Salud oral dentro de la familia

Cada familia desarrolla sus propios hábitos

Noviembre es el mes dedicado a la familia, célula de nuestra sociedad. La herencia, costumbres, tradiciones y educación están íntimamente ligadas al hogar y son pilares fundamentales de la salud oral y general.
Diferentes enfermedades y síndromes hereditarios tienen incidencia en la salud oral. Afectando el desarrollo cráneo máxilo facial; huesos, tejidos blandos  y músculos faciales; formación, desarrollo y posición de los dientes en la cavidad oral; predisposición a las enfermedades periodontales y la caries, entre otras.
Las condiciones genéticas no son manejadas por el hombre, es decir, no se pueden modificar, pero sus consecuencias sí pueden ser disminuidas con una detección temprana y un cuidado adecuado al paciente, siempre bajo la supervisión de un profesional de la salud capacitado para cada caso.

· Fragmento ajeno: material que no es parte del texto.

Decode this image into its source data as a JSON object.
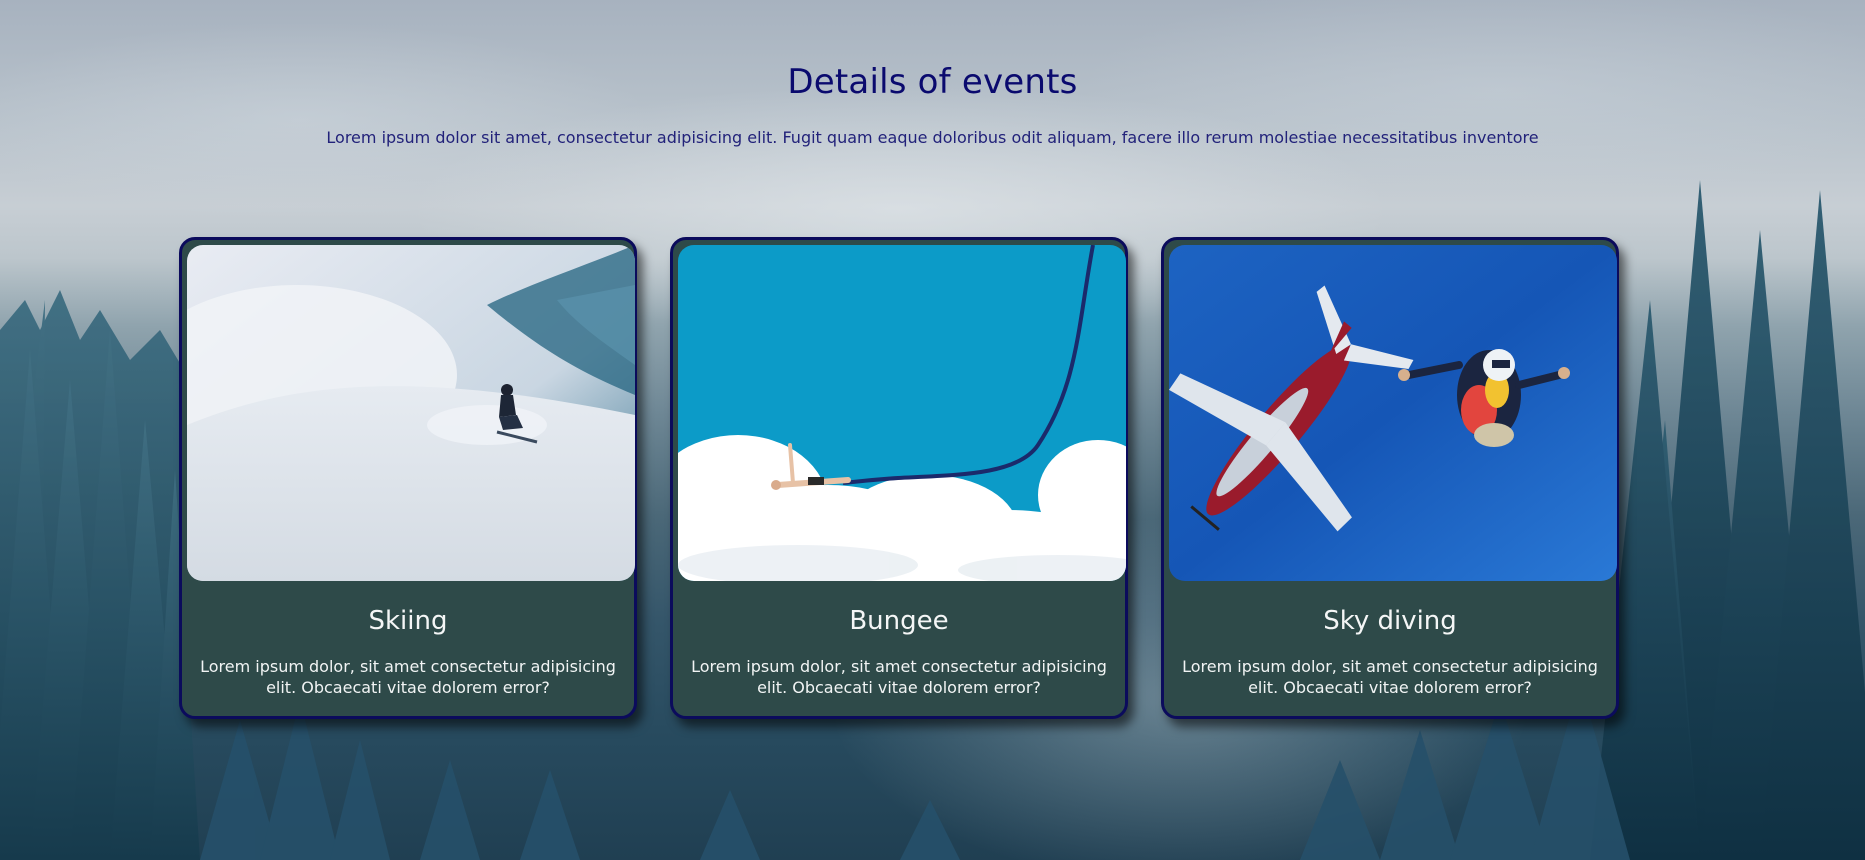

Cada familia desarrolla sus hábitos de alimentación, educa a sus integrantes sobre los cuidados personales e higiene y los adultos son los responsables de elegir  a los profesionales que cuidarán  de la salud de la familia.
Estos tres factores son claves en la salud oral del individuo: alimentación, higiene y cuidado profesional.

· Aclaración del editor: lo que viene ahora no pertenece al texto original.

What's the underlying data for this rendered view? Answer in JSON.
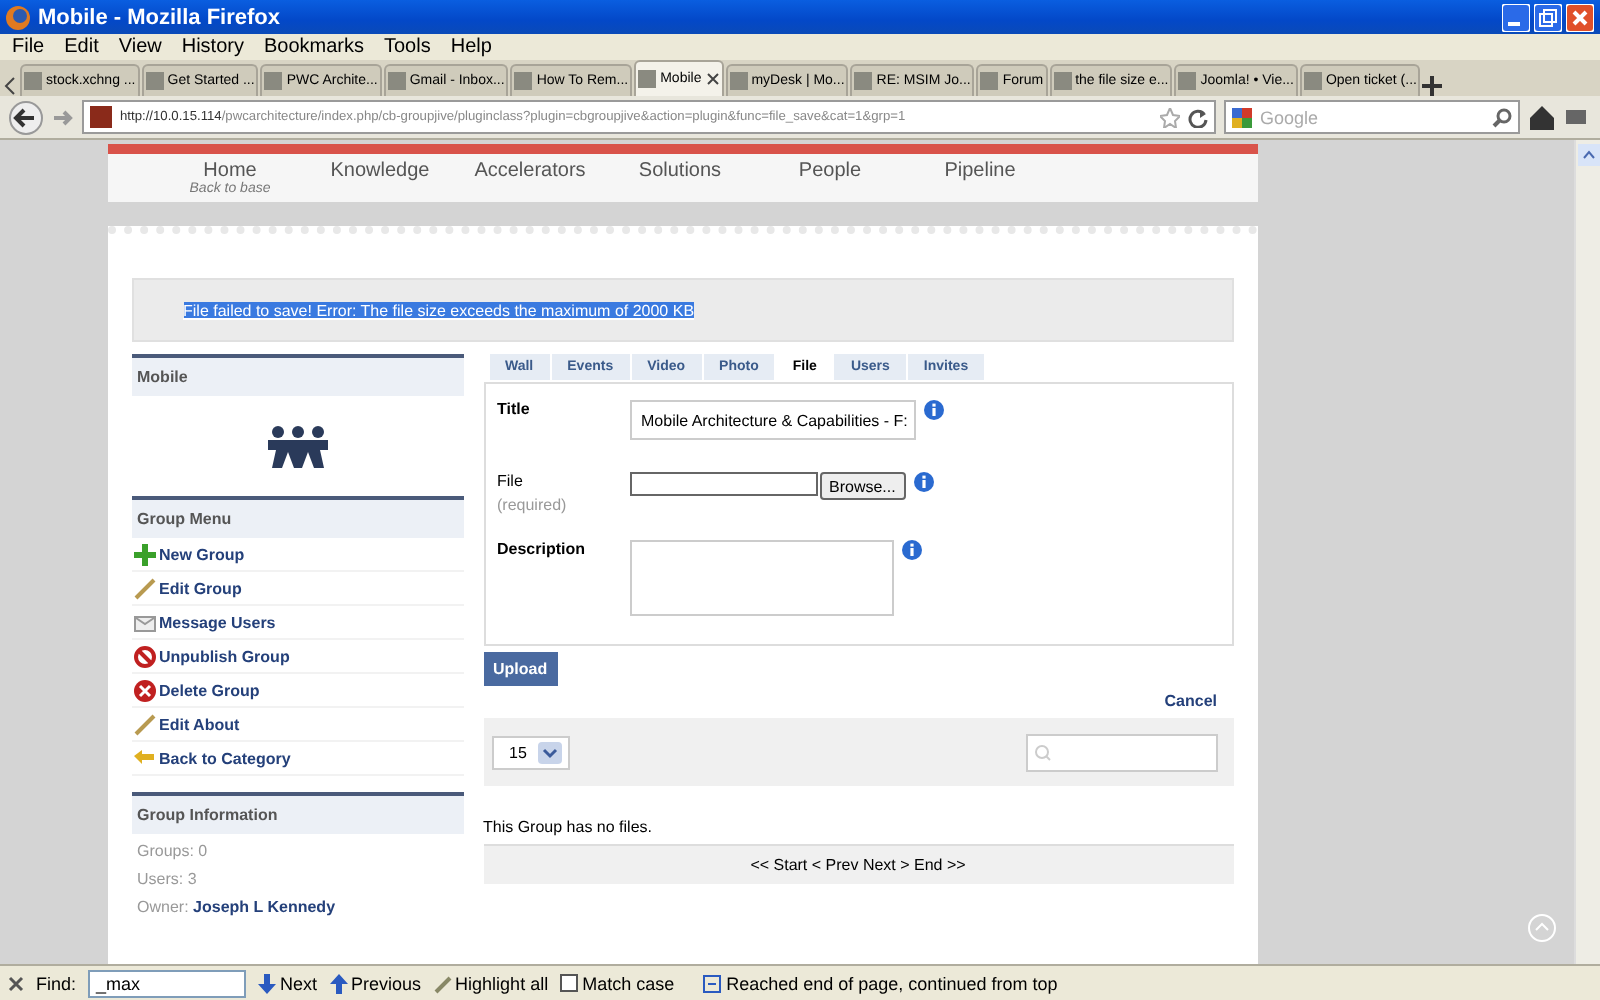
{
  "window": {
    "title": "Mobile - Mozilla Firefox"
  },
  "menu": [
    "File",
    "Edit",
    "View",
    "History",
    "Bookmarks",
    "Tools",
    "Help"
  ],
  "tabs": [
    {
      "label": "stock.xchng ...",
      "selected": false
    },
    {
      "label": "Get Started ...",
      "selected": false
    },
    {
      "label": "PWC Archite...",
      "selected": false
    },
    {
      "label": "Gmail - Inbox...",
      "selected": false
    },
    {
      "label": "How To Rem...",
      "selected": false
    },
    {
      "label": "Mobile",
      "selected": true
    },
    {
      "label": "myDesk | Mo...",
      "selected": false
    },
    {
      "label": "RE: MSIM Jo...",
      "selected": false
    },
    {
      "label": "Forum",
      "selected": false
    },
    {
      "label": "the file size e...",
      "selected": false
    },
    {
      "label": "Joomla! • Vie...",
      "selected": false
    },
    {
      "label": "Open ticket (...",
      "selected": false
    }
  ],
  "address": {
    "host": "http://10.0.15.114",
    "path": "/pwcarchitecture/index.php/cb-groupjive/pluginclass?plugin=cbgroupjive&action=plugin&func=file_save&cat=1&grp=1"
  },
  "search": {
    "placeholder": "Google"
  },
  "site_nav": [
    {
      "label": "Home",
      "sub": "Back to base"
    },
    {
      "label": "Knowledge"
    },
    {
      "label": "Accelerators"
    },
    {
      "label": "Solutions"
    },
    {
      "label": "People"
    },
    {
      "label": "Pipeline"
    }
  ],
  "error": {
    "text": "File failed to save! Error: The file size exceeds the maximum of 2000 KB",
    "highlighted": true
  },
  "group_panel": {
    "title": "Mobile"
  },
  "group_menu": {
    "title": "Group Menu",
    "items": [
      {
        "label": "New Group",
        "kind": "new"
      },
      {
        "label": "Edit Group",
        "kind": "edit"
      },
      {
        "label": "Message Users",
        "kind": "message"
      },
      {
        "label": "Unpublish Group",
        "kind": "unpublish"
      },
      {
        "label": "Delete Group",
        "kind": "delete"
      },
      {
        "label": "Edit About",
        "kind": "edit"
      },
      {
        "label": "Back to Category",
        "kind": "back"
      }
    ]
  },
  "group_info": {
    "title": "Group Information",
    "lines": [
      "Groups: 0",
      "Users: 3"
    ],
    "owner_label": "Owner:",
    "owner": "Joseph L Kennedy"
  },
  "content_tabs": [
    {
      "label": "Wall",
      "selected": false
    },
    {
      "label": "Events",
      "selected": false
    },
    {
      "label": "Video",
      "selected": false
    },
    {
      "label": "Photo",
      "selected": false
    },
    {
      "label": "File",
      "selected": true
    },
    {
      "label": "Users",
      "selected": false
    },
    {
      "label": "Invites",
      "selected": false
    }
  ],
  "form": {
    "fields": [
      {
        "kind": "text",
        "label": "Title",
        "value": "Mobile Architecture & Capabilities - F:"
      },
      {
        "kind": "file",
        "label": "File",
        "note": "(required)",
        "button": "Browse..."
      },
      {
        "kind": "textarea",
        "label": "Description"
      }
    ],
    "submit": "Upload",
    "cancel": "Cancel"
  },
  "list": {
    "page_size": "15",
    "empty": "This Group has no files.",
    "pagination": "<< Start < Prev Next > End >>"
  },
  "find_bar": {
    "label": "Find:",
    "value": "_max",
    "next": "Next",
    "previous": "Previous",
    "highlight_all": "Highlight all",
    "match_case": {
      "label": "Match case",
      "checked": false
    },
    "status": "Reached end of page, continued from top"
  }
}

Si sumamos herencia y los factores antes citados, concluimos que la familia está íntimamente ligada a la salud oral.
Una sana alimentación es aquella que incluye carbohidratos, proteínas, grasas y minerales, todos combinados en las proporciones adecuadas de cada una, horario determinado y cantidades prudentes. La alimentación sana es balanceada y debe realizarse en varios tiempos al día.
La higiene oral es de vital importancia para una buena salud oral, realizada después de cada comida y antes de dormir. La misma debe incluir un cepillo dental de filamentos suaves, de puntas bien terminadas, redondas, que no rayen el esmalte dental, que tenga acceso a todas las áreas de la cavidad oral y que sea el recomendado por su dentista; pasta dental de acción prolongada o la que le indique su odontólogo, hilo y enjuague oral.

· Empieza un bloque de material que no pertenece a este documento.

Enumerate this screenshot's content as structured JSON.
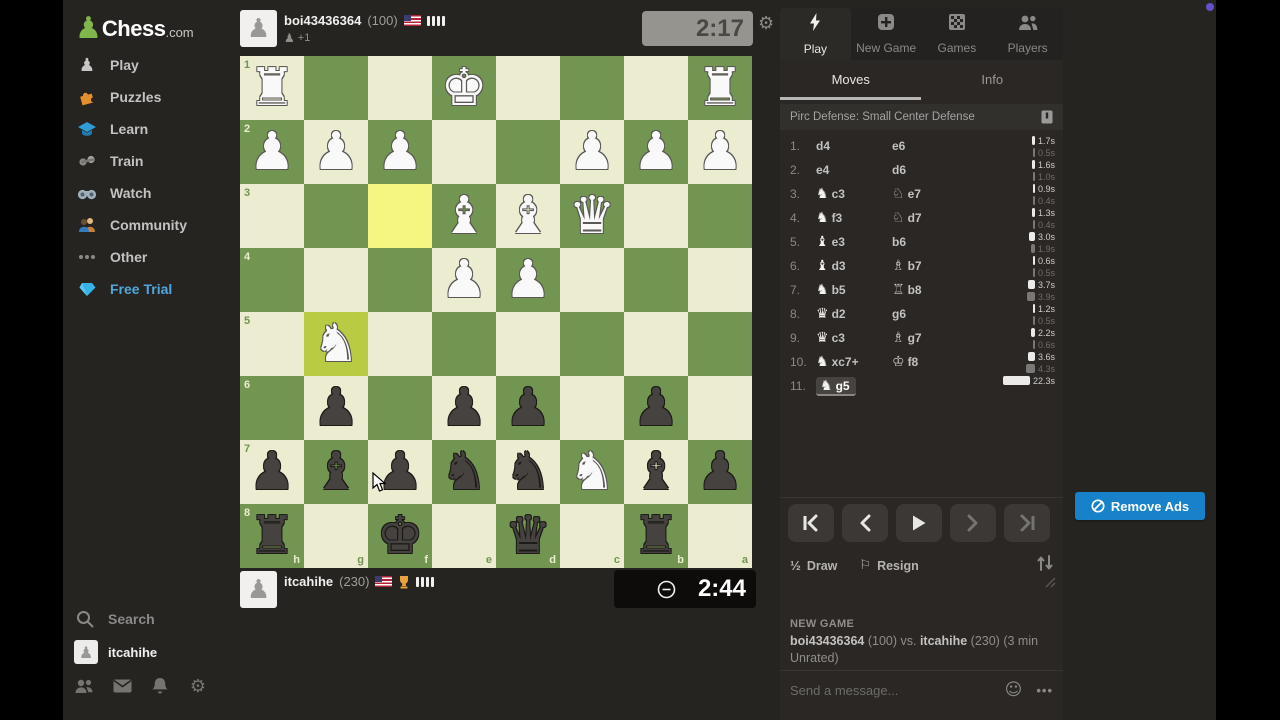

Algunos pacientes necesitan aditamentos especiales, por ejemplo los pacientes portadores de prótesis dentales, los ortodónticos, los periodontales…
Su odontólogo es la persona indicada para hacer las recomendaciones.
Por lo menos dos veces al año debe visitarse el odontólogo, y en caso de que solo sean citas de prevención  es recomendado que se haga en familia, pues los niños viven esta experiencia como algo normal y sin preocupación.
Cierto es el dicho que reza: “el ejemplo educa más que mil palabras”. Cepillarse junto con los niños, disminuir el consumo de azúcares refinadas y llevar al trabajo un kit de higiene oral, son acciones que los hijos van a imitar y aprender de los padres y de una forma natural los incorporarán a su diario vivir.
Muchos de los miedos y fobias que niños y adolescentes tienen al odontólogo son basados en experiencias negativas de los padres que cuentan una y otra vez a sus hijos. La primera visita al dentista no debe ser porque al niño le duele un diente, o quizás se cayó y tiene un trauma, debe ser antes de los dos años, para un chequeo general y los padres recibir orientación. El dolor y el trauma están íntimamente relacionados entre sí.
Recuerde, prevenir es mejor que curar.